Recommandation en vue d'une décision du Conseil modifiant pour la deuxième fois la décision 2010/320/UE adressée à la Grèce en vue de renforcer et d'approfondir la surveillance budgétaire et mettant la Grèce en demeure de prendre des mesures pour procéder à la réduction du déficit jugée nécessaire pour remédier à la situation de déficit excessif
COM (2010) 740 final  du 09/12/2010

Examen dans le cadre de l'article 88-4 de la Constitution

Texte déposé au Sénat le 15/12/2010
Examen par la commission des affaires européennes le 16/12/2010

Économie, finances et fiscalité

Texte E 5897

Modification de la décision 2010/320/UE
relative à la situation de déficit excessif de la Grèce

COM (2010) 740 final

(Examen en urgence du 16 décembre 2010)

La commission des affaires européennes a été saisie d'une demande d'examen en urgence du texte E 5897, inscrit à l'ordre du jour du Conseil Environnement du 20 décembre 2010. Le président de la commission a procédé à son examen, conformément à la procédure en vigueur.

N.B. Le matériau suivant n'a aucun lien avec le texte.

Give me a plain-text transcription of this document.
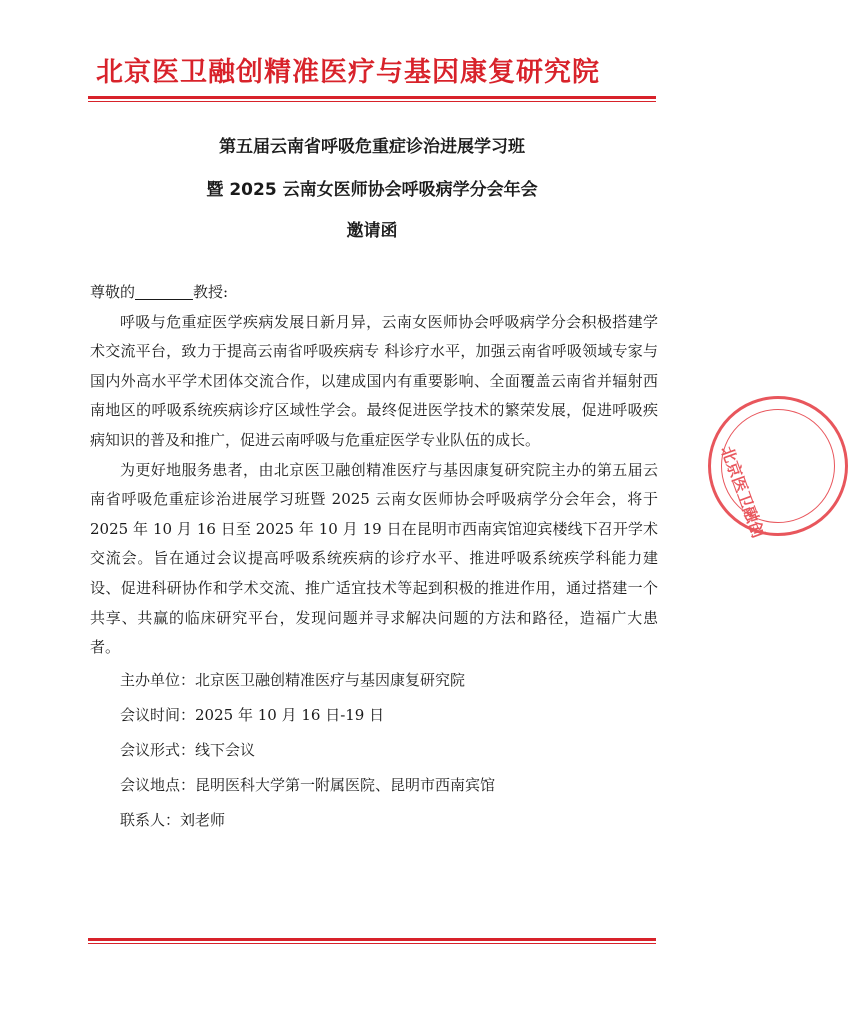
北京医卫融创精准医疗与基因康复研究院
第五届云南省呼吸危重症诊治进展学习班
暨 2025 云南女医师协会呼吸病学分会年会
邀请函

尊敬的	教授:

呼吸与危重症医学疾病发展日新月异，云南女医师协会呼吸病学分会积极搭建学术交流平台，致力于提高云南省呼吸疾病专 科诊疗水平，加强云南省呼吸领域专家与国内外高水平学术团体交流合作，以建成国内有重要影响、全面覆盖云南省并辐射西南地区的呼吸系统疾病诊疗区域性学会。最终促进医学技术的繁荣发展，促进呼吸疾病知识的普及和推广，促进云南呼吸与危重症医学专业队伍的成长。

为更好地服务患者，由北京医卫融创精准医疗与基因康复研究院主办的第五届云南省呼吸危重症诊治进展学习班暨 2025 云南女医师协会呼吸病学分会年会，将于 2025 年 10 月 16 日至 2025 年 10 月 19 日在昆明市西南宾馆迎宾楼线下召开学术交流会。旨在通过会议提高呼吸系统疾病的诊疗水平、推进呼吸系统疾学科能力建设、促进科研协作和学术交流、推广适宜技术等起到积极的推进作用，通过搭建一个共享、共赢的临床研究平台，发现问题并寻求解决问题的方法和路径，造福广大患者。

主办单位：北京医卫融创精准医疗与基因康复研究院
会议时间：2025 年 10 月 16 日-19 日
会议形式：线下会议
会议地点：昆明医科大学第一附属医院、昆明市西南宾馆
联系人：刘老师
北京医卫融创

Ce projet de recommandation vise à ce que le Conseil adopte une décision modifiant, pour la deuxième fois, une décision adressée à la Grèce en mai dernier en vue de renforcer et d'approfondir la surveillance budgétaire et mettant ce pays en demeure de prendre des mesures pour procéder à la réduction du déficit jugée nécessaire pour remédier à la situation de déficit excessif.

Concrètement, les modifications à apporter concernent deux paramètres :

1°) la prise en compte des statistiques validées par Eurostat le 15 novembre 2010 qui révisent à la hausse, pour 2009, le ratio de déficit public de 13,6 % du PIB à 15,4 % et le ratio de la dette publique de 115,1 % du PIB à 126,8 % ;

2°) le constat de problèmes liés à l'exécution budgétaire, un faible encaissement des recettes en particulier, qui expliquent la difficulté probable à respecter le plafond de déficit public fixé pour 2010, ce dérapage devant être intégralement compensé en 2011.

Ce texte vise à procéder à des ajustements techniques qui n'emportent pas de conséquences sur le délai pour la correction du déficit excessif de la Grèce ni sur la trajectoire d'ajustement du déficit public de ce pays. Dès lors, le président a estimé qu'il n'y avait pas d'obstacle à la levée de la réserve parlementaire le concernant.